靱帯怪我して、試合に出られなくなったからと」


『靱帯だぞ、2、3日寝ていたら治るものとは違う。試合も出られないし意味ない』


そういえば、確かにそう言っていた。


「これからは、チームの練習試合が増えるから、
今までよりもっと週末忙しくなるし……」


確かに、週末はこれからずっと練習試合が入り、さらにリーグ戦がスタートする。

言われてみると、『ラッコーズ』に入ってから、練習試合にも全く参加していない。


「つまらない……いえ、一度も思ったことはないです。
元々、そんな欲もなく入りましたから」


そう、平野さんの『雲に乗るトス』が見たくて、そのために課題をクリアしたくて、

バレーボールを知ることで、広報の仕事に何かをプラスしたくて、

飛び込んだ場所だった。


「欲?」

「はい。
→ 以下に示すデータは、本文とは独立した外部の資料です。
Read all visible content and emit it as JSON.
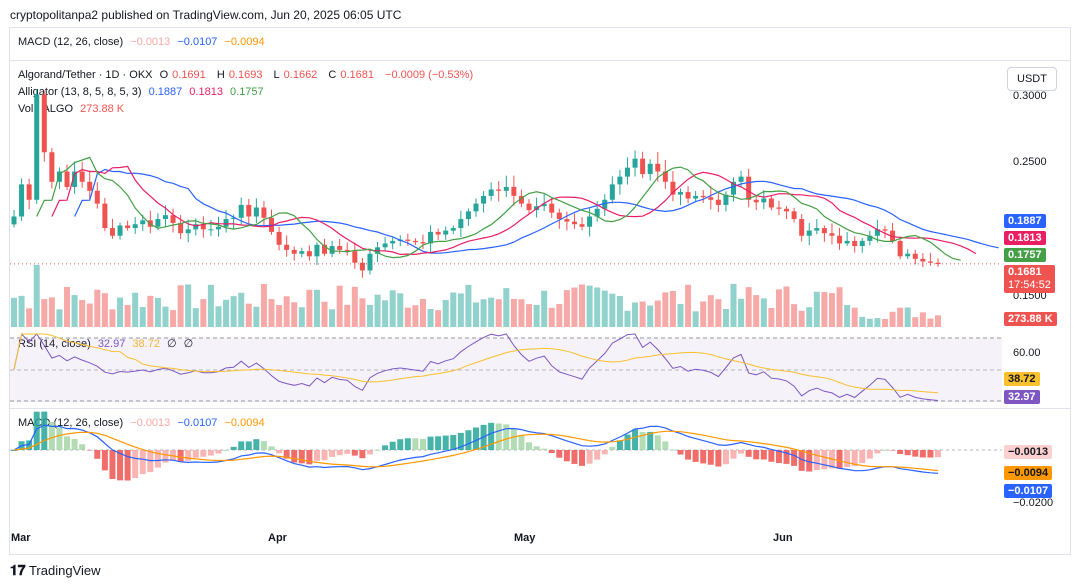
{
  "header": {
    "publisher": "cryptopolitanpa2 published on TradingView.com, Jun 20, 2025 06:05 UTC"
  },
  "top_macd_legend": {
    "name": "MACD (12, 26, close)",
    "hist": "−0.0013",
    "macd": "−0.0107",
    "signal": "−0.0094"
  },
  "main_legend": {
    "symbol": "Algorand/Tether · 1D · OKX",
    "o_label": "O",
    "o": "0.1691",
    "h_label": "H",
    "h": "0.1693",
    "l_label": "L",
    "l": "0.1662",
    "c_label": "C",
    "c": "0.1681",
    "change": "−0.0009 (−0.53%)",
    "alligator_name": "Alligator (13, 8, 5, 8, 5, 3)",
    "jaw": "0.1887",
    "teeth": "0.1813",
    "lips": "0.1757",
    "vol_name": "Vol · ALGO",
    "vol": "273.88 K"
  },
  "currency_button": "USDT",
  "price_axis": [
    "0.3000",
    "0.2500",
    "0.1500"
  ],
  "price_tags": {
    "jaw": "0.1887",
    "teeth": "0.1813",
    "lips": "0.1757",
    "last": "0.1681",
    "countdown": "17:54:52",
    "volume": "273.88 K"
  },
  "rsi": {
    "name": "RSI (14, close)",
    "value": "32.97",
    "ma": "38.72",
    "extra1": "∅",
    "extra2": "∅",
    "axis": [
      "60.00"
    ],
    "tag_ma": "38.72",
    "tag_value": "32.97"
  },
  "macd": {
    "name": "MACD (12, 26, close)",
    "hist": "−0.0013",
    "macd": "−0.0107",
    "signal": "−0.0094",
    "axis": [
      "−0.0200"
    ],
    "tag_hist": "−0.0013",
    "tag_signal": "−0.0094",
    "tag_macd": "−0.0107"
  },
  "time_axis": [
    "Mar",
    "Apr",
    "May",
    "Jun"
  ],
  "footer": {
    "brand": "TradingView"
  },
  "colors": {
    "up": "#26a69a",
    "down": "#ef5350",
    "jaw": "#2962ff",
    "teeth": "#e91e63",
    "lips": "#43a047",
    "rsi": "#7e57c2",
    "rsi_ma": "#fbc02d",
    "macd": "#2962ff",
    "signal": "#ff9800"
  },
  "chart_data": {
    "type": "candlestick",
    "symbol": "ALGO/USDT",
    "interval": "1D",
    "ylim": [
      0.14,
      0.305
    ],
    "closes": [
      0.205,
      0.23,
      0.218,
      0.3,
      0.255,
      0.232,
      0.24,
      0.228,
      0.24,
      0.232,
      0.225,
      0.215,
      0.196,
      0.19,
      0.198,
      0.196,
      0.199,
      0.202,
      0.197,
      0.203,
      0.206,
      0.2,
      0.192,
      0.195,
      0.199,
      0.195,
      0.195,
      0.197,
      0.203,
      0.204,
      0.214,
      0.205,
      0.212,
      0.204,
      0.193,
      0.183,
      0.179,
      0.176,
      0.178,
      0.174,
      0.183,
      0.176,
      0.182,
      0.179,
      0.178,
      0.169,
      0.163,
      0.176,
      0.181,
      0.184,
      0.186,
      0.187,
      0.186,
      0.185,
      0.184,
      0.193,
      0.191,
      0.194,
      0.196,
      0.203,
      0.209,
      0.215,
      0.221,
      0.226,
      0.225,
      0.228,
      0.221,
      0.215,
      0.21,
      0.213,
      0.215,
      0.208,
      0.203,
      0.201,
      0.199,
      0.197,
      0.205,
      0.211,
      0.218,
      0.23,
      0.236,
      0.243,
      0.25,
      0.238,
      0.246,
      0.24,
      0.232,
      0.222,
      0.224,
      0.219,
      0.221,
      0.22,
      0.218,
      0.214,
      0.222,
      0.232,
      0.236,
      0.218,
      0.216,
      0.219,
      0.212,
      0.211,
      0.209,
      0.203,
      0.19,
      0.194,
      0.196,
      0.192,
      0.19,
      0.184,
      0.186,
      0.182,
      0.186,
      0.19,
      0.195,
      0.194,
      0.186,
      0.174,
      0.176,
      0.172,
      0.17,
      0.169,
      0.168
    ]
  }
}
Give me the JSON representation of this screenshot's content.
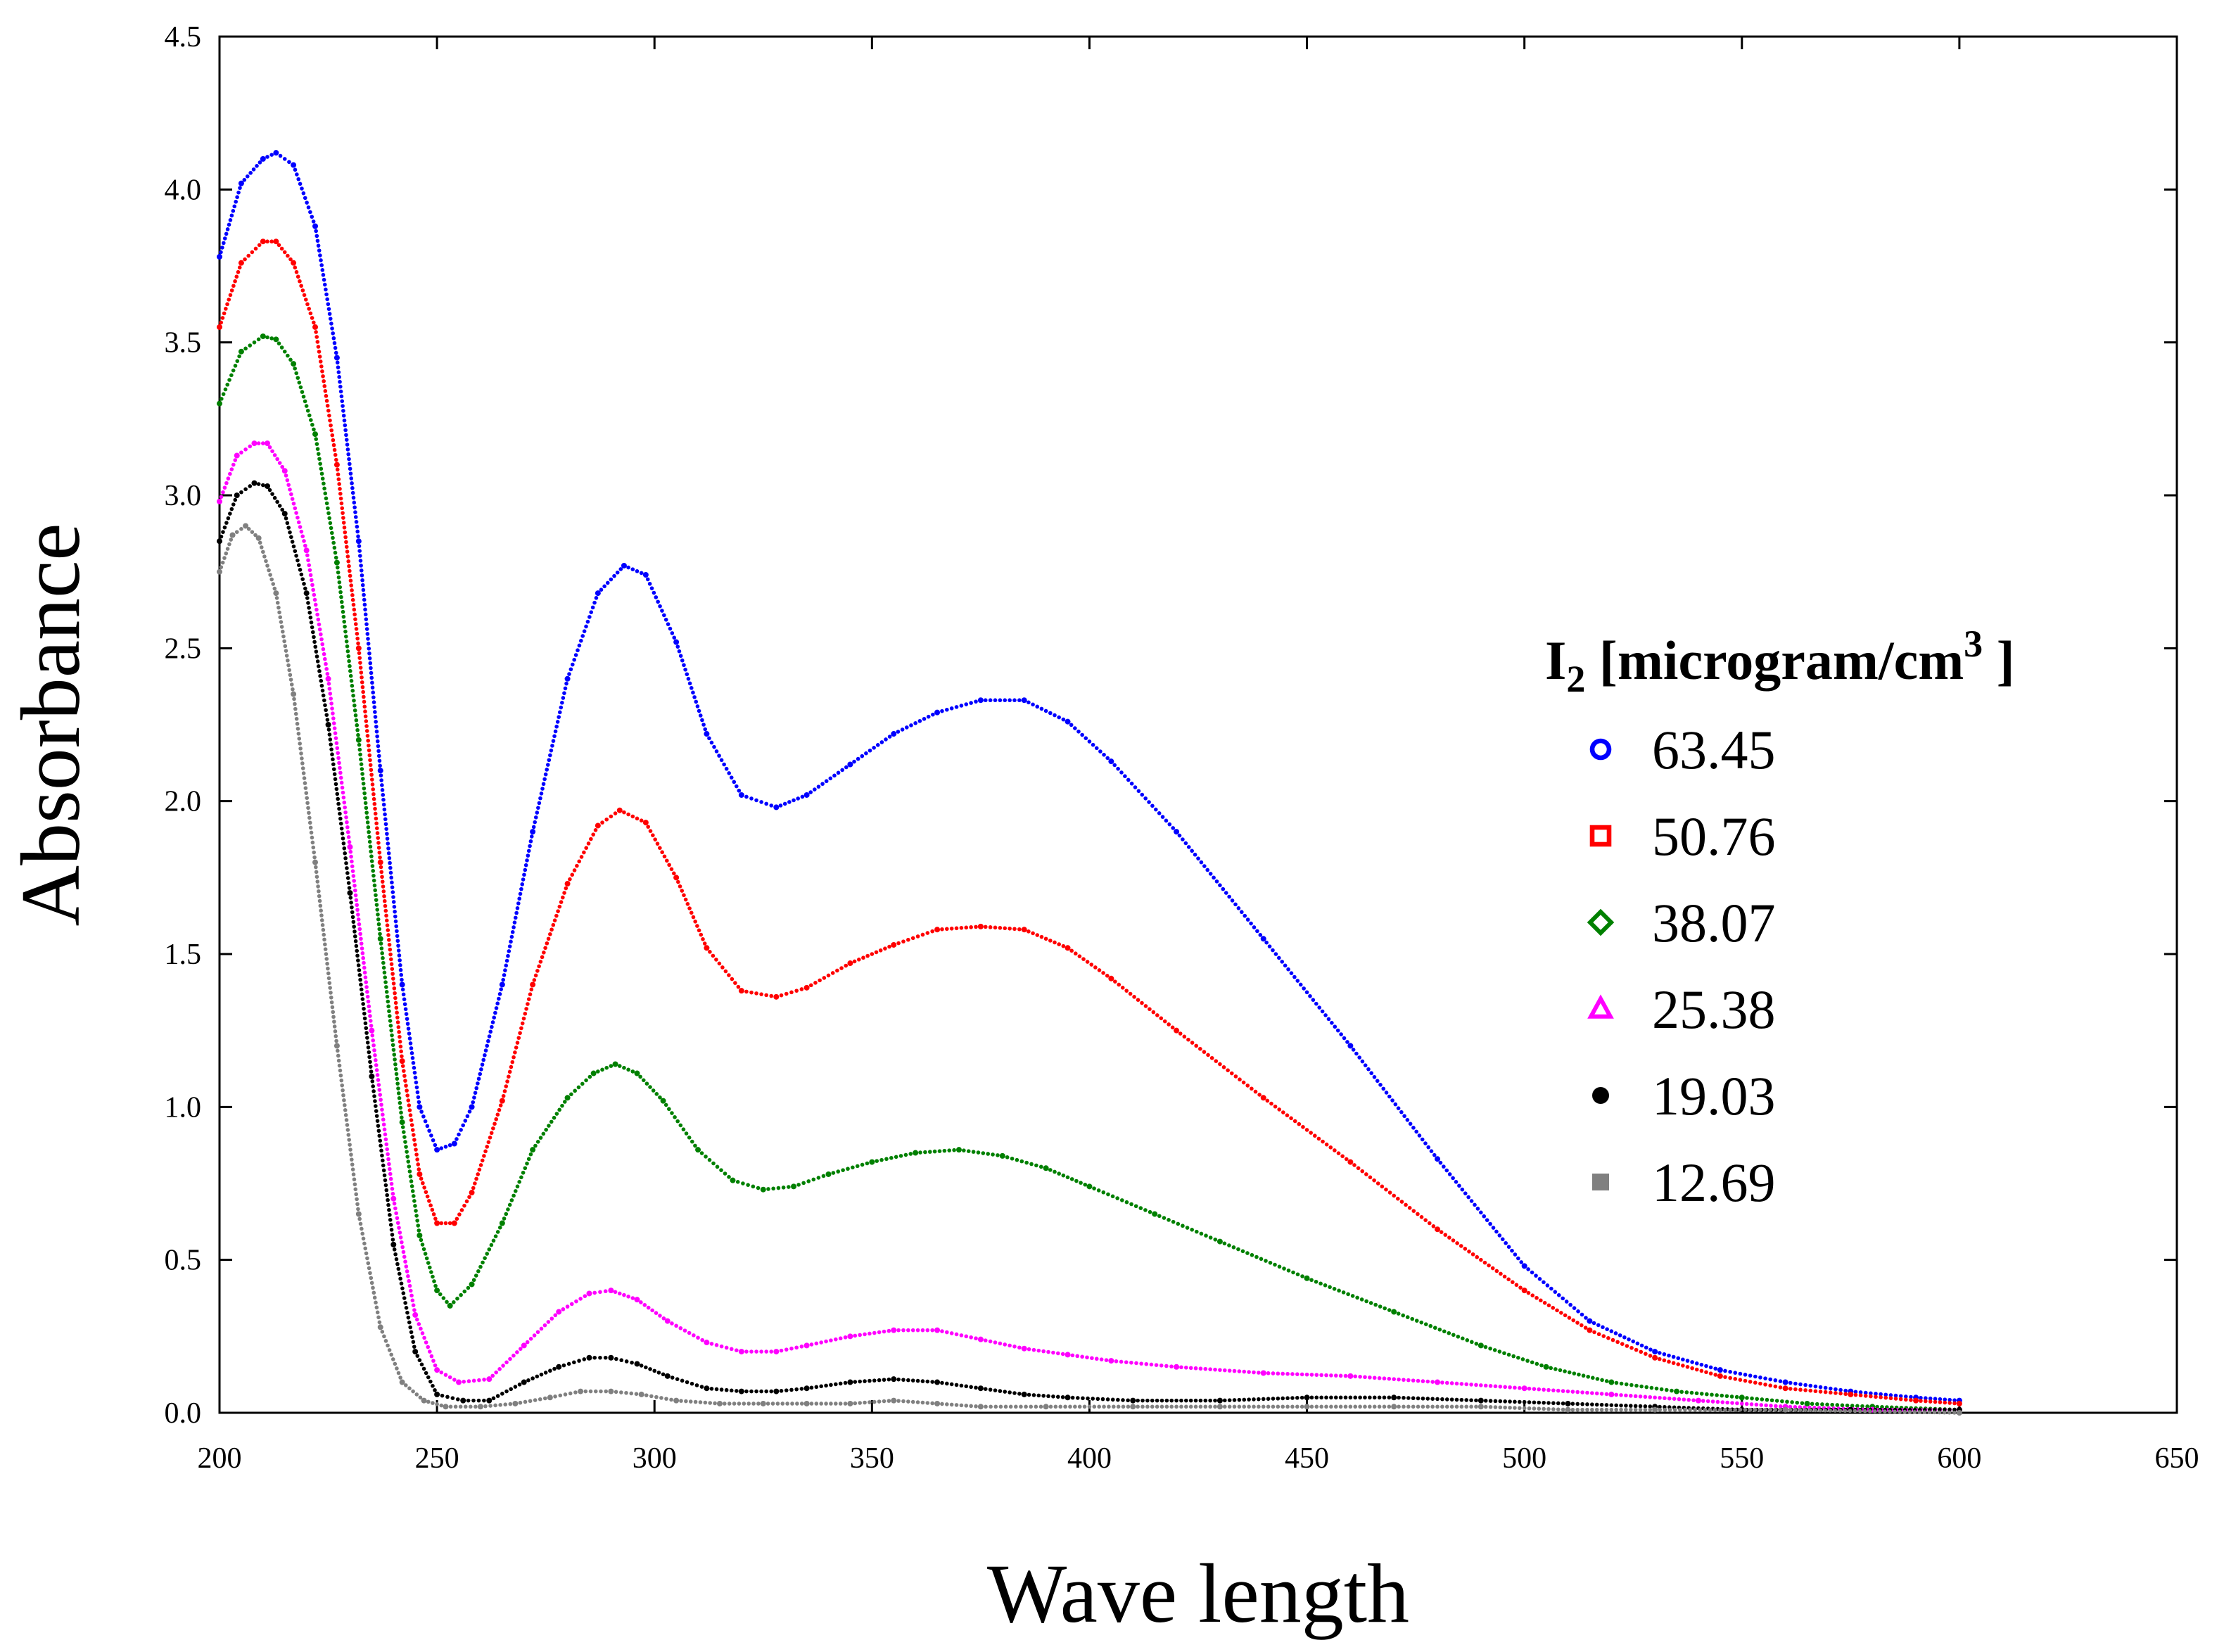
{
  "chart_data": {
    "type": "scatter",
    "xlabel": "Wave length",
    "ylabel": "Absorbance",
    "xlim": [
      200,
      650
    ],
    "ylim": [
      0,
      4.5
    ],
    "x_ticks": [
      "200",
      "250",
      "300",
      "350",
      "400",
      "450",
      "500",
      "550",
      "600",
      "650"
    ],
    "y_ticks": [
      "0.0",
      "0.5",
      "1.0",
      "1.5",
      "2.0",
      "2.5",
      "3.0",
      "3.5",
      "4.0",
      "4.5"
    ],
    "grid": false,
    "legend_position": "right",
    "legend_title": {
      "main": "I",
      "subscript": "2",
      "unit": " [microgram/cm",
      "superscript": "3",
      "close": " ]"
    },
    "series": [
      {
        "name": "63.45",
        "color": "#0000ff",
        "marker": "circle",
        "points": [
          [
            200,
            3.78
          ],
          [
            205,
            4.02
          ],
          [
            210,
            4.1
          ],
          [
            213,
            4.12
          ],
          [
            217,
            4.08
          ],
          [
            222,
            3.88
          ],
          [
            227,
            3.45
          ],
          [
            232,
            2.85
          ],
          [
            237,
            2.1
          ],
          [
            242,
            1.4
          ],
          [
            246,
            1.0
          ],
          [
            250,
            0.86
          ],
          [
            254,
            0.88
          ],
          [
            258,
            1.0
          ],
          [
            265,
            1.4
          ],
          [
            272,
            1.9
          ],
          [
            280,
            2.4
          ],
          [
            287,
            2.68
          ],
          [
            293,
            2.77
          ],
          [
            298,
            2.74
          ],
          [
            305,
            2.52
          ],
          [
            312,
            2.22
          ],
          [
            320,
            2.02
          ],
          [
            328,
            1.98
          ],
          [
            335,
            2.02
          ],
          [
            345,
            2.12
          ],
          [
            355,
            2.22
          ],
          [
            365,
            2.29
          ],
          [
            375,
            2.33
          ],
          [
            385,
            2.33
          ],
          [
            395,
            2.26
          ],
          [
            405,
            2.13
          ],
          [
            420,
            1.9
          ],
          [
            440,
            1.55
          ],
          [
            460,
            1.2
          ],
          [
            480,
            0.83
          ],
          [
            500,
            0.48
          ],
          [
            515,
            0.3
          ],
          [
            530,
            0.2
          ],
          [
            545,
            0.14
          ],
          [
            560,
            0.1
          ],
          [
            575,
            0.07
          ],
          [
            590,
            0.05
          ],
          [
            600,
            0.04
          ]
        ]
      },
      {
        "name": "50.76",
        "color": "#ff0000",
        "marker": "square",
        "points": [
          [
            200,
            3.55
          ],
          [
            205,
            3.76
          ],
          [
            210,
            3.83
          ],
          [
            213,
            3.83
          ],
          [
            217,
            3.76
          ],
          [
            222,
            3.55
          ],
          [
            227,
            3.1
          ],
          [
            232,
            2.5
          ],
          [
            237,
            1.8
          ],
          [
            242,
            1.15
          ],
          [
            246,
            0.78
          ],
          [
            250,
            0.62
          ],
          [
            254,
            0.62
          ],
          [
            258,
            0.72
          ],
          [
            265,
            1.02
          ],
          [
            272,
            1.4
          ],
          [
            280,
            1.73
          ],
          [
            287,
            1.92
          ],
          [
            292,
            1.97
          ],
          [
            298,
            1.93
          ],
          [
            305,
            1.75
          ],
          [
            312,
            1.52
          ],
          [
            320,
            1.38
          ],
          [
            328,
            1.36
          ],
          [
            335,
            1.39
          ],
          [
            345,
            1.47
          ],
          [
            355,
            1.53
          ],
          [
            365,
            1.58
          ],
          [
            375,
            1.59
          ],
          [
            385,
            1.58
          ],
          [
            395,
            1.52
          ],
          [
            405,
            1.42
          ],
          [
            420,
            1.25
          ],
          [
            440,
            1.03
          ],
          [
            460,
            0.82
          ],
          [
            480,
            0.6
          ],
          [
            500,
            0.4
          ],
          [
            515,
            0.27
          ],
          [
            530,
            0.18
          ],
          [
            545,
            0.12
          ],
          [
            560,
            0.08
          ],
          [
            575,
            0.06
          ],
          [
            590,
            0.04
          ],
          [
            600,
            0.03
          ]
        ]
      },
      {
        "name": "38.07",
        "color": "#008000",
        "marker": "diamond",
        "points": [
          [
            200,
            3.3
          ],
          [
            205,
            3.47
          ],
          [
            210,
            3.52
          ],
          [
            213,
            3.51
          ],
          [
            217,
            3.43
          ],
          [
            222,
            3.2
          ],
          [
            227,
            2.78
          ],
          [
            232,
            2.2
          ],
          [
            237,
            1.55
          ],
          [
            242,
            0.95
          ],
          [
            246,
            0.58
          ],
          [
            250,
            0.4
          ],
          [
            253,
            0.35
          ],
          [
            258,
            0.42
          ],
          [
            265,
            0.62
          ],
          [
            272,
            0.86
          ],
          [
            280,
            1.03
          ],
          [
            286,
            1.11
          ],
          [
            291,
            1.14
          ],
          [
            296,
            1.11
          ],
          [
            302,
            1.02
          ],
          [
            310,
            0.86
          ],
          [
            318,
            0.76
          ],
          [
            325,
            0.73
          ],
          [
            332,
            0.74
          ],
          [
            340,
            0.78
          ],
          [
            350,
            0.82
          ],
          [
            360,
            0.85
          ],
          [
            370,
            0.86
          ],
          [
            380,
            0.84
          ],
          [
            390,
            0.8
          ],
          [
            400,
            0.74
          ],
          [
            415,
            0.65
          ],
          [
            430,
            0.56
          ],
          [
            450,
            0.44
          ],
          [
            470,
            0.33
          ],
          [
            490,
            0.22
          ],
          [
            505,
            0.15
          ],
          [
            520,
            0.1
          ],
          [
            535,
            0.07
          ],
          [
            550,
            0.05
          ],
          [
            565,
            0.03
          ],
          [
            580,
            0.02
          ],
          [
            600,
            0.01
          ]
        ]
      },
      {
        "name": "25.38",
        "color": "#ff00ff",
        "marker": "triangle",
        "points": [
          [
            200,
            2.98
          ],
          [
            204,
            3.13
          ],
          [
            208,
            3.17
          ],
          [
            211,
            3.17
          ],
          [
            215,
            3.08
          ],
          [
            220,
            2.82
          ],
          [
            225,
            2.4
          ],
          [
            230,
            1.85
          ],
          [
            235,
            1.25
          ],
          [
            240,
            0.7
          ],
          [
            245,
            0.32
          ],
          [
            250,
            0.14
          ],
          [
            255,
            0.1
          ],
          [
            262,
            0.11
          ],
          [
            270,
            0.22
          ],
          [
            278,
            0.33
          ],
          [
            285,
            0.39
          ],
          [
            290,
            0.4
          ],
          [
            296,
            0.37
          ],
          [
            303,
            0.3
          ],
          [
            312,
            0.23
          ],
          [
            320,
            0.2
          ],
          [
            328,
            0.2
          ],
          [
            335,
            0.22
          ],
          [
            345,
            0.25
          ],
          [
            355,
            0.27
          ],
          [
            365,
            0.27
          ],
          [
            375,
            0.24
          ],
          [
            385,
            0.21
          ],
          [
            395,
            0.19
          ],
          [
            405,
            0.17
          ],
          [
            420,
            0.15
          ],
          [
            440,
            0.13
          ],
          [
            460,
            0.12
          ],
          [
            480,
            0.1
          ],
          [
            500,
            0.08
          ],
          [
            520,
            0.06
          ],
          [
            540,
            0.04
          ],
          [
            560,
            0.02
          ],
          [
            580,
            0.01
          ],
          [
            600,
            0.01
          ]
        ]
      },
      {
        "name": "19.03",
        "color": "#000000",
        "marker": "filled-circle",
        "points": [
          [
            200,
            2.85
          ],
          [
            204,
            3.0
          ],
          [
            208,
            3.04
          ],
          [
            211,
            3.03
          ],
          [
            215,
            2.94
          ],
          [
            220,
            2.68
          ],
          [
            225,
            2.25
          ],
          [
            230,
            1.7
          ],
          [
            235,
            1.1
          ],
          [
            240,
            0.55
          ],
          [
            245,
            0.2
          ],
          [
            250,
            0.06
          ],
          [
            256,
            0.04
          ],
          [
            262,
            0.04
          ],
          [
            270,
            0.1
          ],
          [
            278,
            0.15
          ],
          [
            285,
            0.18
          ],
          [
            290,
            0.18
          ],
          [
            296,
            0.16
          ],
          [
            303,
            0.12
          ],
          [
            312,
            0.08
          ],
          [
            320,
            0.07
          ],
          [
            328,
            0.07
          ],
          [
            335,
            0.08
          ],
          [
            345,
            0.1
          ],
          [
            355,
            0.11
          ],
          [
            365,
            0.1
          ],
          [
            375,
            0.08
          ],
          [
            385,
            0.06
          ],
          [
            395,
            0.05
          ],
          [
            410,
            0.04
          ],
          [
            430,
            0.04
          ],
          [
            450,
            0.05
          ],
          [
            470,
            0.05
          ],
          [
            490,
            0.04
          ],
          [
            510,
            0.03
          ],
          [
            530,
            0.02
          ],
          [
            550,
            0.01
          ],
          [
            575,
            0.01
          ],
          [
            600,
            0.01
          ]
        ]
      },
      {
        "name": "12.69",
        "color": "#808080",
        "marker": "filled-square",
        "points": [
          [
            200,
            2.75
          ],
          [
            203,
            2.87
          ],
          [
            206,
            2.9
          ],
          [
            209,
            2.86
          ],
          [
            213,
            2.68
          ],
          [
            217,
            2.35
          ],
          [
            222,
            1.8
          ],
          [
            227,
            1.2
          ],
          [
            232,
            0.65
          ],
          [
            237,
            0.28
          ],
          [
            242,
            0.1
          ],
          [
            247,
            0.04
          ],
          [
            252,
            0.02
          ],
          [
            260,
            0.02
          ],
          [
            268,
            0.03
          ],
          [
            276,
            0.05
          ],
          [
            283,
            0.07
          ],
          [
            290,
            0.07
          ],
          [
            297,
            0.06
          ],
          [
            305,
            0.04
          ],
          [
            315,
            0.03
          ],
          [
            325,
            0.03
          ],
          [
            335,
            0.03
          ],
          [
            345,
            0.03
          ],
          [
            355,
            0.04
          ],
          [
            365,
            0.03
          ],
          [
            375,
            0.02
          ],
          [
            390,
            0.02
          ],
          [
            410,
            0.02
          ],
          [
            430,
            0.02
          ],
          [
            450,
            0.02
          ],
          [
            470,
            0.02
          ],
          [
            490,
            0.02
          ],
          [
            510,
            0.01
          ],
          [
            530,
            0.01
          ],
          [
            560,
            0.01
          ],
          [
            600,
            0.0
          ]
        ]
      }
    ]
  }
}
今まで生きてきて、運動に楽しさを感じたことがない私が、楽しいと思える、
それだけで……練習だけで十分です。その前の週には出来なかったことが出来たり、
みなさんと話しをしたり……『バーズ』もたくさん話題に出ますよ」


私にとっての『バレーボール』は、色々な人との縁をつなげてくれるものだ。

コートの中だけではなく、外にもたくさん学ぶことがある。


「『ラッコーズ』に入ったことで、少なくともバレーを知ることで、
チームのみんなとも、話しやすくなりました。
本当にバレーボールのおかげです。それで十分です」


そう、本当に……


「ふーん……」


平野さんのくれたきっかけ。

あの『雲に乗るトス』。

あの出来事がなかったら、私は今よりも広報として、

薄っぺらい仕事しか出来ていないだろう。


「平野さんに言われましたよね、『広報って何か』と」


広報の仕事を何もわからない時、突然振られた質問。


「今は私なりに、考えを持つことが出来ました。
そういう意味でも、『バレーボール』の経験は大きいです」


平野さんは自分で質問をしたくせに、そこから何も返事をくれなかった。

しばらく渋滞で車の動きが鈍かったが、

少し経つと、何か絡んでいた糸がうまく取れたかのように、車は順調に動き出した。